« Si le 5 décembre tout le monde est dans la rue, il peut y avoir marche arrière »

La grève du 5 décembre va-t-elle être le coup d’envoi d’un important mouvement social contre une réforme des retraites tant redoutée et régressive ? C’est le souhait de plusieurs retraités stéphanais qui appellent les jeunes et les actifs à être massivement présents dans la rue.

Que l’on ne s’y trompe pas, la grève du jeudi 5 décembre n’est pas une mobilisation pour les retraités et leurs retraites actuels. L’enjeu de cette réforme des retraites menée par Emmanuel Macron et son gouvernement concerne tout le monde : futurs retraités, actifs, jeunes. C’est le message martelé par Danielle Boulais, Geneviève Lugat et Jacques Coté, des Stéphanais et animateurs de la section locale de l’Union nationale des retraités et personnes âgées (UNRPA) : « Nous sommes conscients que la réforme ne vise qu’à réduire le montant total des retraites et que, malgré les affirmations du gouvernement, les retraités actuels comme les futurs seront concernés par le gel prévisible des pensions et par le report de la durée de cotisation. »

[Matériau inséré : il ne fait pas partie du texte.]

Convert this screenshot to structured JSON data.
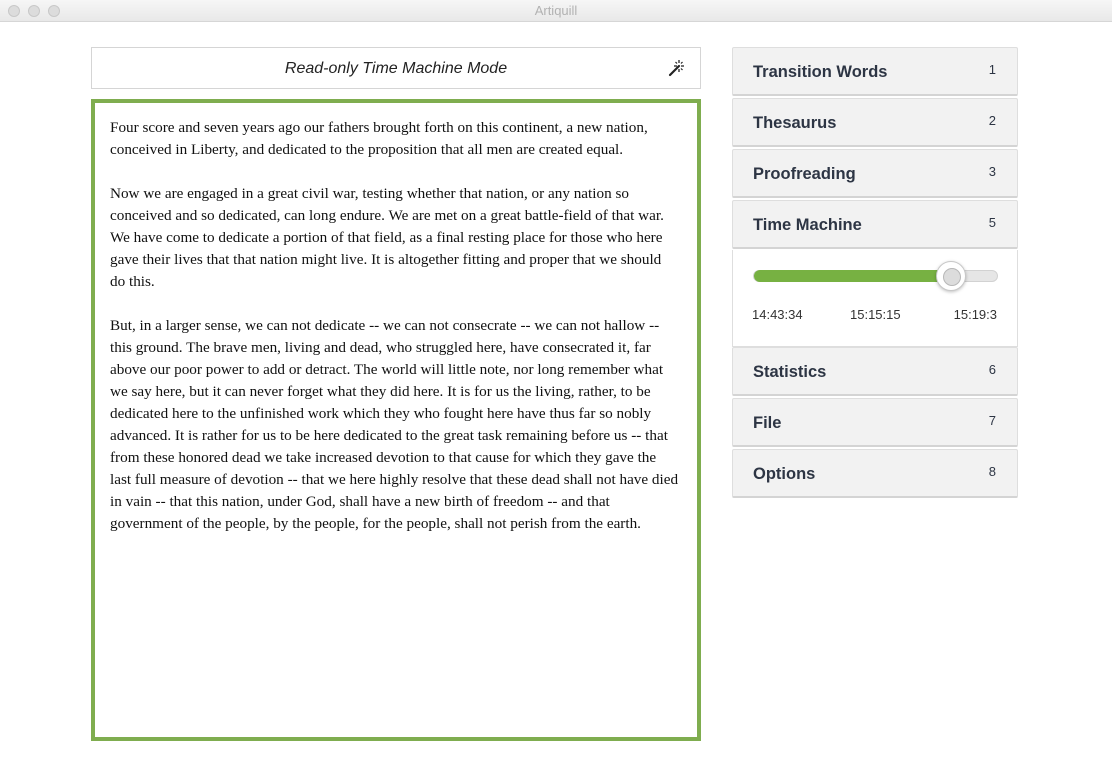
{
  "window": {
    "title": "Artiquill"
  },
  "mode_bar": {
    "label": "Read-only Time Machine Mode",
    "icon": "magic-wand-icon"
  },
  "editor": {
    "paragraphs": [
      "Four score and seven years ago our fathers brought forth on this continent, a new nation, conceived in Liberty, and dedicated to the proposition that all men are created equal.",
      "Now we are engaged in a great civil war, testing whether that nation, or any nation so conceived and so dedicated, can long endure. We are met on a great battle-field of that war. We have come to dedicate a portion of that field, as a final resting place for those who here gave their lives that that nation might live. It is altogether fitting and proper that we should do this.",
      "But, in a larger sense, we can not dedicate -- we can not consecrate -- we can not hallow -- this ground. The brave men, living and dead, who struggled here, have consecrated it, far above our poor power to add or detract. The world will little note, nor long remember what we say here, but it can never forget what they did here. It is for us the living, rather, to be dedicated here to the unfinished work which they who fought here have thus far so nobly advanced. It is rather for us to be here dedicated to the great task remaining before us -- that from these honored dead we take increased devotion to that cause for which they gave the last full measure of devotion -- that we here highly resolve that these dead shall not have died in vain -- that this nation, under God, shall have a new birth of freedom -- and that government of the people, by the people, for the people, shall not perish from the earth."
    ],
    "border_color": "#7fad4f"
  },
  "sidebar": {
    "items": [
      {
        "label": "Transition Words",
        "shortcut": "1"
      },
      {
        "label": "Thesaurus",
        "shortcut": "2"
      },
      {
        "label": "Proofreading",
        "shortcut": "3"
      },
      {
        "label": "Time Machine",
        "shortcut": "5"
      },
      {
        "label": "Statistics",
        "shortcut": "6"
      },
      {
        "label": "File",
        "shortcut": "7"
      },
      {
        "label": "Options",
        "shortcut": "8"
      }
    ]
  },
  "time_machine": {
    "slider_fraction": 0.81,
    "fill_color": "#77b142",
    "ticks": [
      "14:43:34",
      "15:15:15",
      "15:19:3"
    ]
  }
}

Pour ces retraités déplorant des retraites actuelles déjà en baisse, le niveau des prochaines retraites va continuer à s’aggraver : « Nous avons de bonnes raisons de nous inquiéter et si notre avenir est sombre, celui de nos enfants et petits-enfants sera pire. » Michaël Zemmour, maître de conférences en économie à l’Université Paris 1 et chercheur associé à Sciences Po au Laboratoire interdisciplinaire d’évaluation des politiques publiques (LIEPP), confirme bien ces inquiétudes : « L’élément central de la réforme, c’est de créer un système où les pensions s’ajustent automatiquement à la baisse à mesure que l’espérance de vie s’allonge. » Les propos de ce chercheur sont à découvrir dans Le Stéphanais n°268 qui sortira le 5 décembre. Dans cette édition, un dossier de 4 pages sera consacré à la réforme des retraites.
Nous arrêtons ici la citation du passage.